Él acortó la distancia entre ellos como un hombre en una misión, sus manos la agarraron inmediatamente por las caderas y la atrajeron con fuerza contra su cuerpo, permitiéndole sentir su erección siempre presente a través de la ropa. (Al menos, su erección parecía siempre presente, ya que parecía tener una aproximadamente el ochenta por ciento del tiempo que estaban juntos en estos días, y Hermione tomaría ese cumplido con gusto, muchas gracias).

—Maldita sea, menos mal que me masturbé antes —confesó, su voz en un gruñido bajo mientras apoyaba la frente contra la suya y le apretaba posesivamente las caderas con su agarre masivo—, porque te deseo tanto que no creo que pudiera resistirme a tomarte ahora mismo si no lo hubiera hecho...

Hermione era consciente hasta cierto punto de que debería reprenderlo por su flagrante falta de delicadeza, pero descubrió que no podía hacer nada más que tragar aire mientras el calor inundaba sus regiones inferiores, y Ron —más bien decepcionantemente— se apartó y se ajustó en sus pantalones.

—Salgamos de aquí, ¿sí? —Se aclaró la garganta, haciendo un esfuerzo obvio por recomponerse mientras se pasaba una mano por su cabello pelirrojo, haciendo que se le erizara—. Porque no tengo mucho autocontrol, y quiero hacer esto bien.

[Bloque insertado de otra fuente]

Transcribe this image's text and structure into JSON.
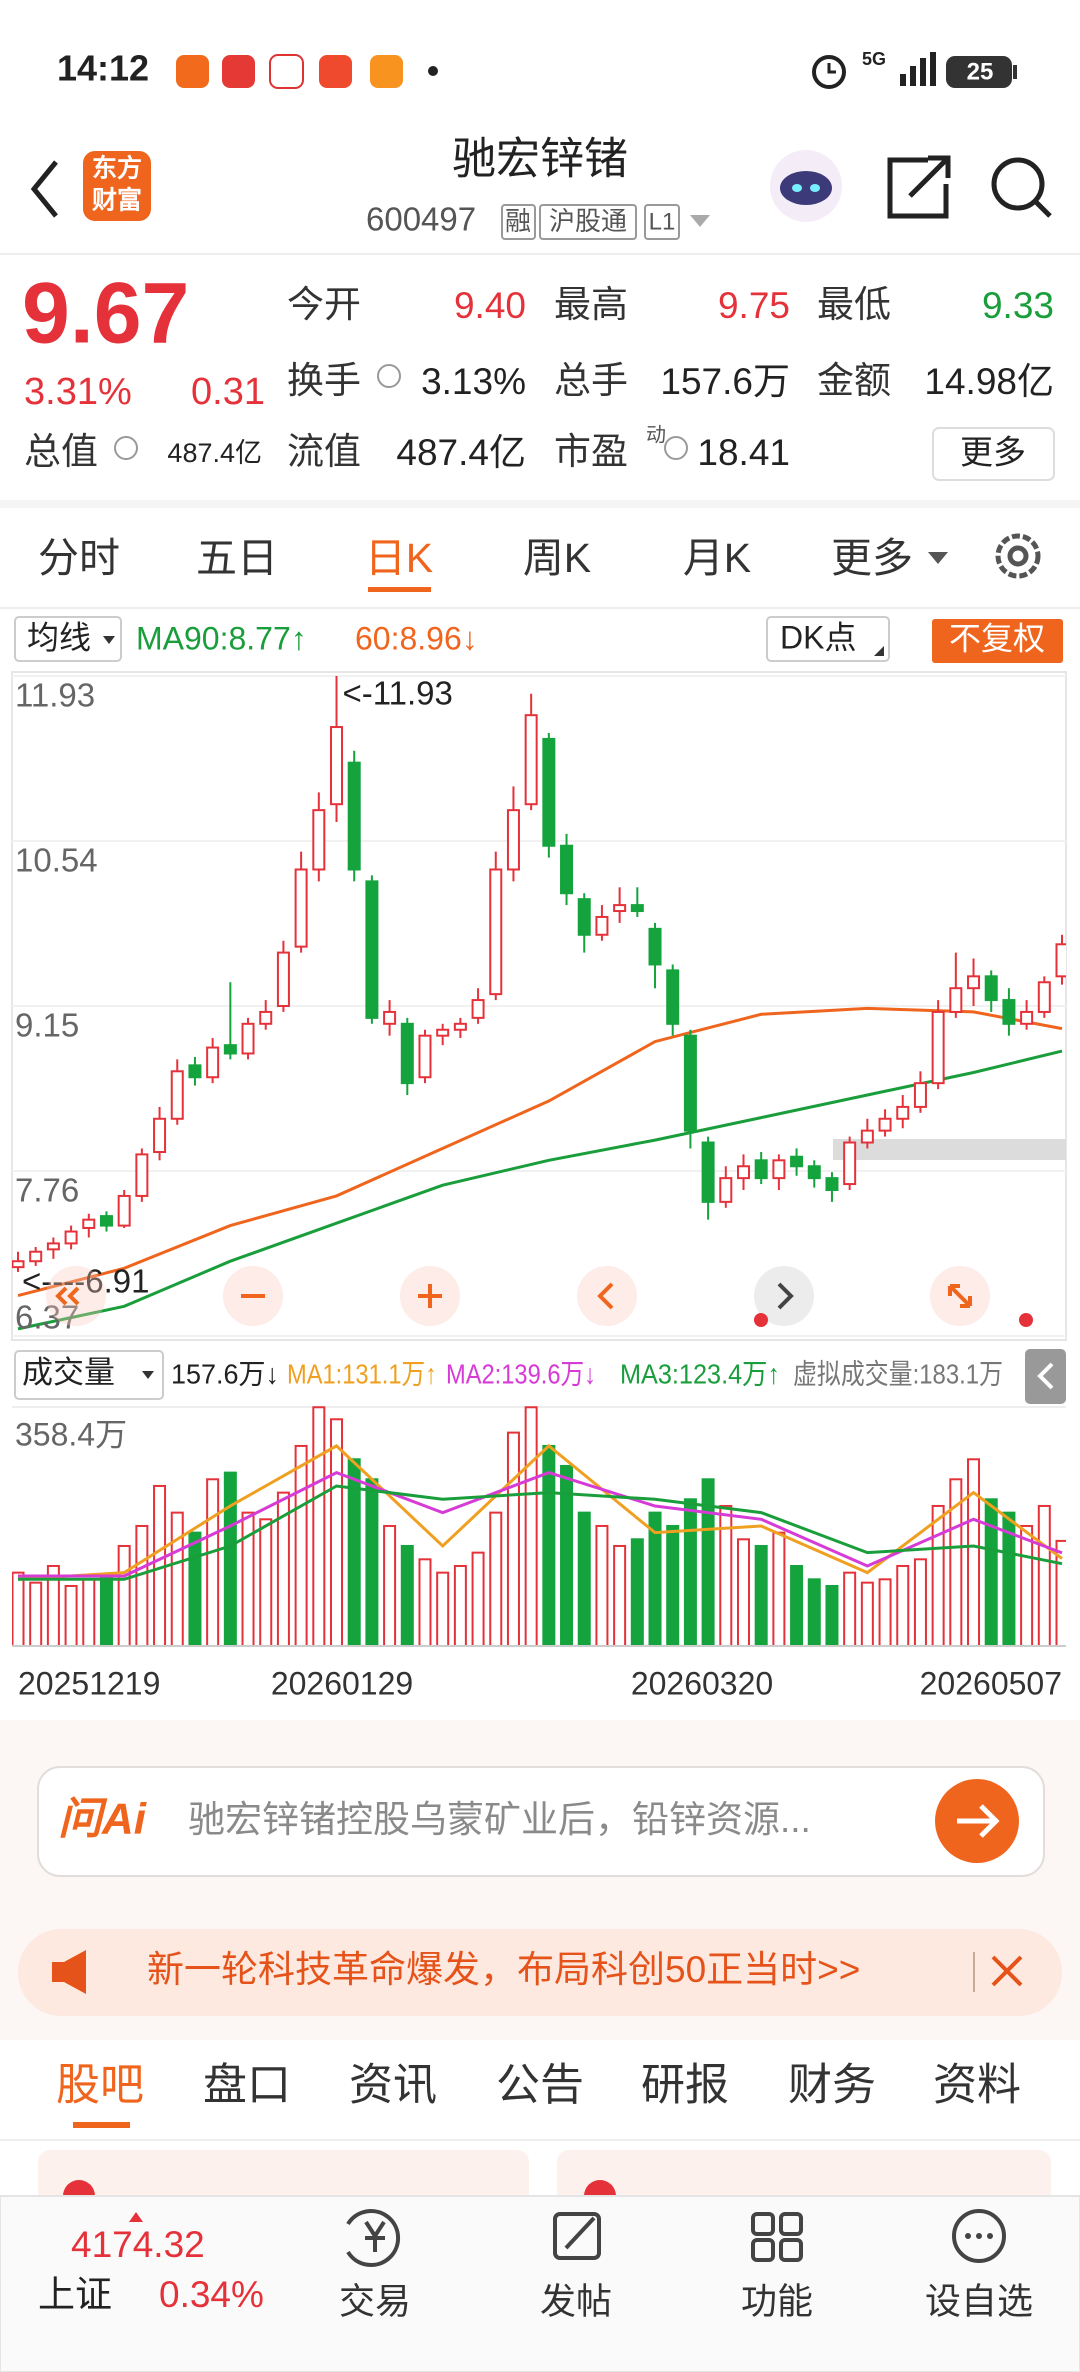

Antes de que pudiera preguntar qué era, precisamente, lo que quería hacer bien, Ron la tomó de la mano y los desapareció, sin importar el hecho de que aún no había recibido su licencia, y Hermione se encontró inesperadamente en un sucio callejón pavimentado que al principio supuso que debía ser el Callejón Diagon. Sin embargo, después de mirar a su alrededor y orientarse, se dio cuenta, con una mezcla de diversión y desconcierto, de que Ron los había llevado al Londres Muggle. Una parte cuestionable del Londres Muggle, además.

—Ron, ¿qué...?

—Solo... confía en mí —dijo con una sonrisa traviesa, y su actitud despreocupada era contagiosa. Sintiéndose casi eufórica por primera vez en todo el verano, le sonrió radiante antes de entrelazar su brazo con el suyo y acompañarlo a la calle: Hermione observó que, aunque el sol se había puesto y era una tarde fresca y lloviznosa, los jóvenes y felices clientes del pub parecían ajenos al frío en su afán por pasar un buen rato un sábado por la noche.